Black Tuesday, 79 Years Later
Today marks the 79th anniversary of Black Tuesday.
For many Americans with a long memory, October 29, 1929, was the opening act in what would become the Great Depression.
Black Tuesday was actually one of two horrific trading days in a stock market that had begun falling over a month earlier. After peaking in September at 381 points, the Dow Jones Industrial Average began its descent, finally plunging 12.8% on Black Monday (Oct. 28, 1929) and another 12% on Black Tuesday. The domino effect kept stocks in a freefall until the market finally hit bottom in July 1932.
The stock market crash didn’t just affect stockbrokers. It rocked the world of nearly every American in a period lasting from the late 1920s to the 1940s, wiping out life savings, contributing to massive unemployment and causing the collapse of banks and businesses. During the darkest days, 15 million Americans, or one-quarter of the population, were unemployed, and by early 1933, more than 5,000 banks had failed.

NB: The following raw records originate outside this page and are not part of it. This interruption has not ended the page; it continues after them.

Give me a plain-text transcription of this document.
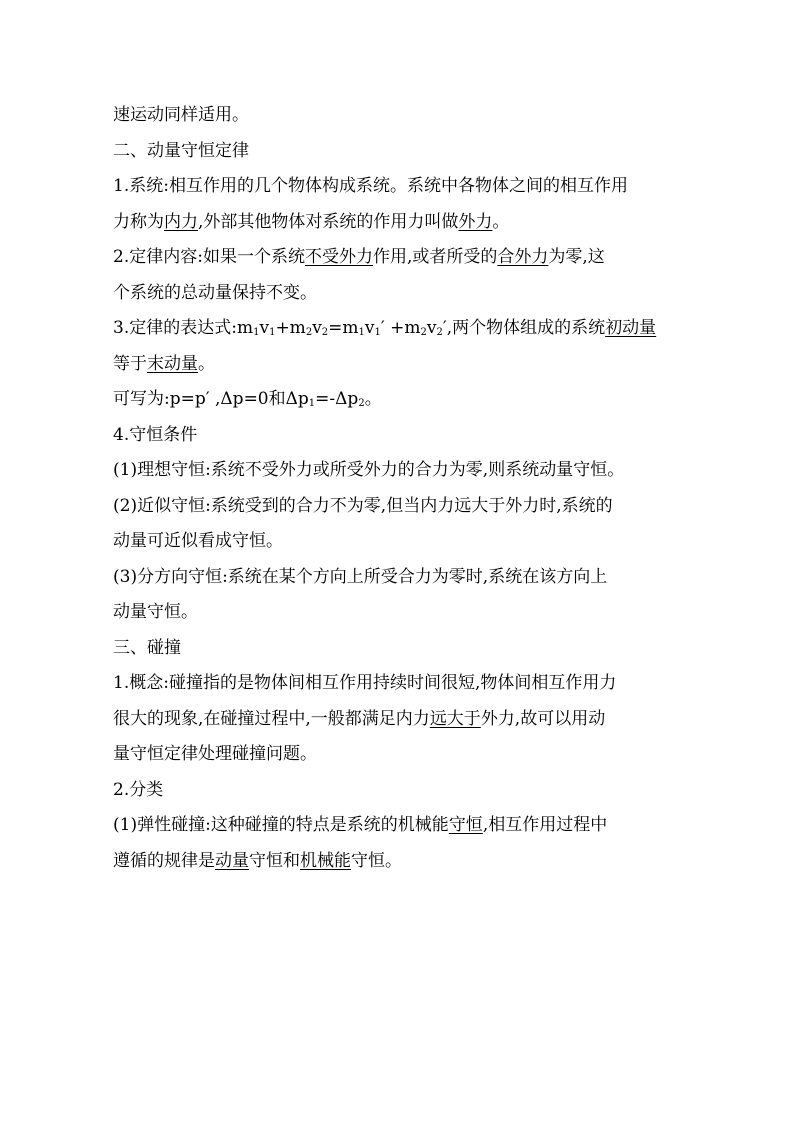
速运动同样适用。
二、动量守恒定律
1.系统:相互作用的几个物体构成系统。系统中各物体之间的相互作用
力称为内力,外部其他物体对系统的作用力叫做外力。
2.定律内容:如果一个系统不受外力作用,或者所受的合外力为零,这
个系统的总动量保持不变。
3.定律的表达式$:m_1v_1+m_2v_2=m_1v_1' +m_2v_2'$,两个物体组成的系统初动量
等于末动量。
可写为:p=p′ ,Δp=0和$\Delta p_1=-\Delta p_2$。
4.守恒条件
(1)理想守恒:系统不受外力或所受外力的合力为零,则系统动量守恒。
(2)近似守恒:系统受到的合力不为零,但当内力远大于外力时,系统的
动量可近似看成守恒。
(3)分方向守恒:系统在某个方向上所受合力为零时,系统在该方向上
动量守恒。
三、碰撞
1.概念:碰撞指的是物体间相互作用持续时间很短,物体间相互作用力
很大的现象,在碰撞过程中,一般都满足内力远大于外力,故可以用动
量守恒定律处理碰撞问题。
2.分类
(1)弹性碰撞:这种碰撞的特点是系统的机械能守恒,相互作用过程中
遵循的规律是动量守恒和机械能守恒。
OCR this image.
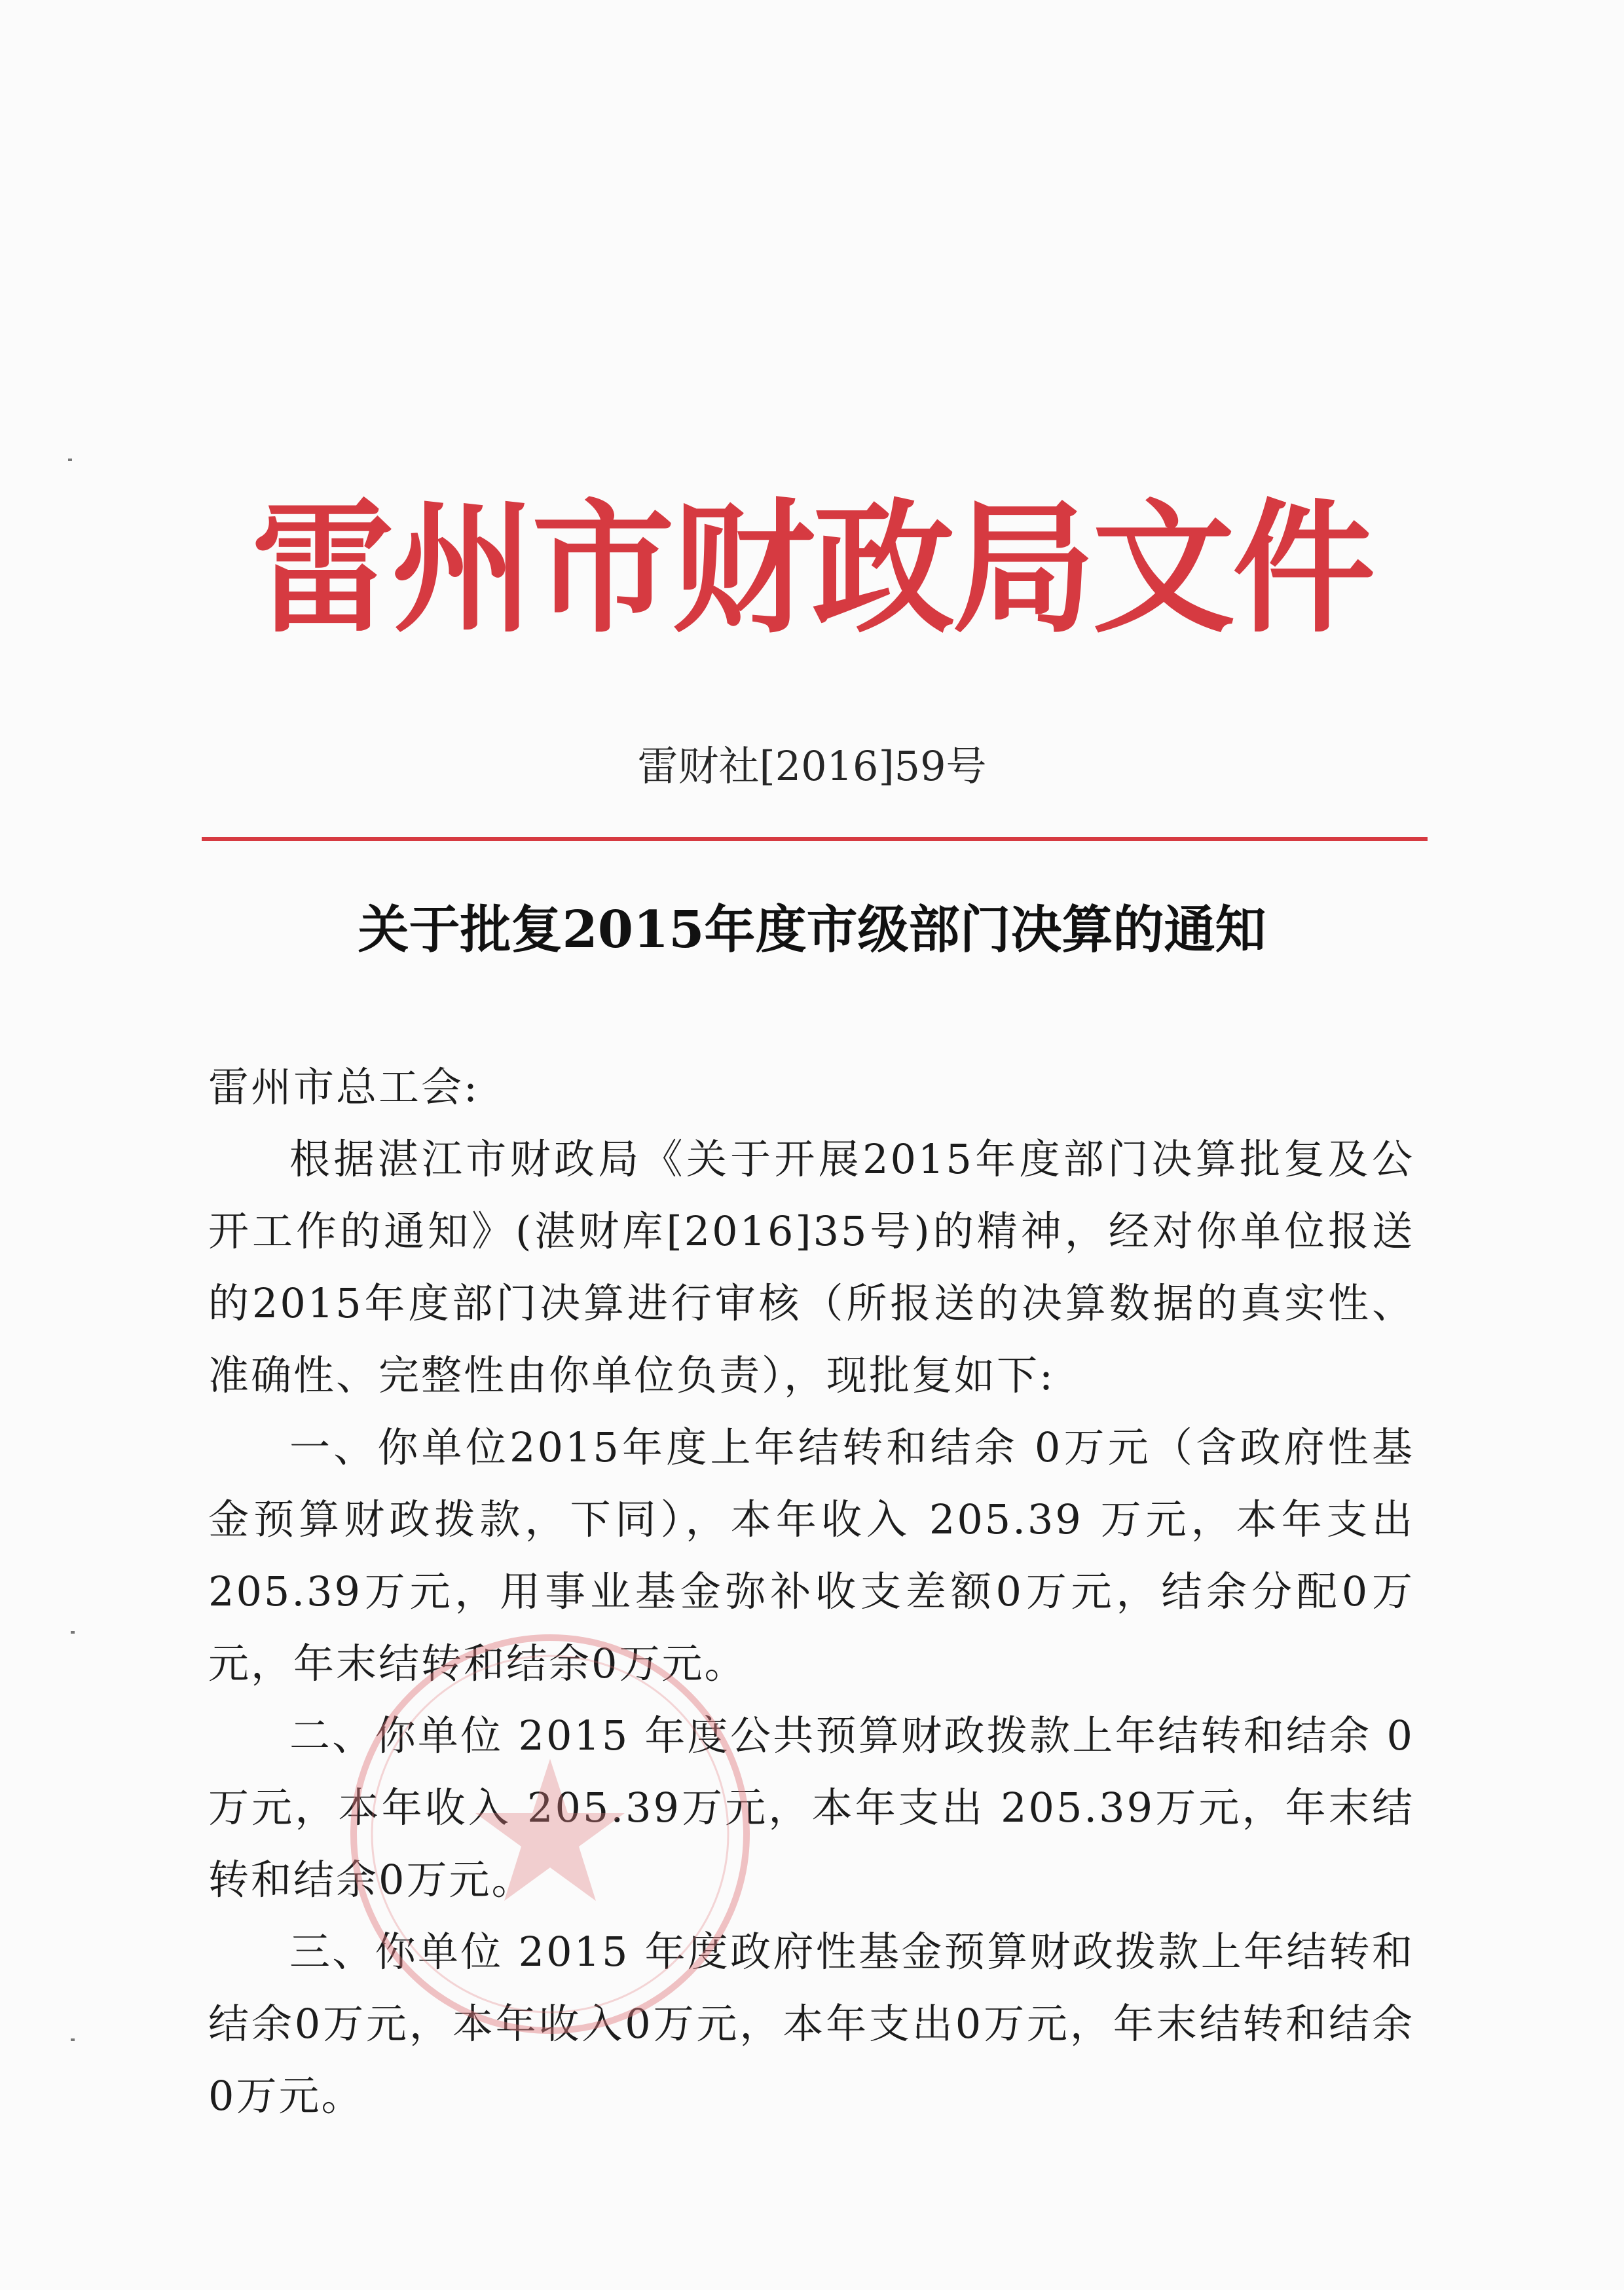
雷州市财政局文件
雷财社[2016]59号
关于批复2015年度市级部门决算的通知

雷州市总工会:

根据湛江市财政局《关于开展2015年度部门决算批复及公开工作的通知》(湛财库[2016]35号)的精神，经对你单位报送的2015年度部门决算进行审核（所报送的决算数据的真实性、准确性、完整性由你单位负责），现批复如下:

一、你单位2015年度上年结转和结余 0万元（含政府性基金预算财政拨款，下同），本年收入 205.39 万元，本年支出205.39万元，用事业基金弥补收支差额0万元，结余分配0万元，年末结转和结余0万元。

二、你单位 2015 年度公共预算财政拨款上年结转和结余 0万元，本年收入 205.39万元，本年支出 205.39万元，年末结转和结余0万元。

三、你单位 2015 年度政府性基金预算财政拨款上年结转和结余0万元，本年收入0万元，本年支出0万元，年末结转和结余0万元。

Franklin D. Roosevelt’s New Deal reforms, launched in 1932, were meant to lift the country out of the Depression through government intervention. The New Deal reforms included a series of banking reform laws, emergency and work relief programs and farming programs that helped pull an ailing economy off life-support.
“In the short term, New Deal programs helped improve the lives of people suffering from the events of the depression. In the long run, New Deal programs set a precedent for the federal government to play a key role in the economic and social affairs of the nation,” according to the Library of Congress.
There are many differences between the economic conditions in 1929 and those of today, and most economists doubt the challenges we now face will rival those of the Great Depression. Still, the 79th anniversary of Black Tuesday seems like a fitting time to note some striking similarities. The timing of the economic crisis, then and now, followed years of a roaring bull market and an equal dose of “irrational exuberance” among investors. A rising tide of bank failures, increasing unemployment and the loss of life savings to a falling stock market all sound like they could have been taken from the pages of a school history book.
What lessons do you think we can learn from the pages of history? What role should government play in the lives of its citizens?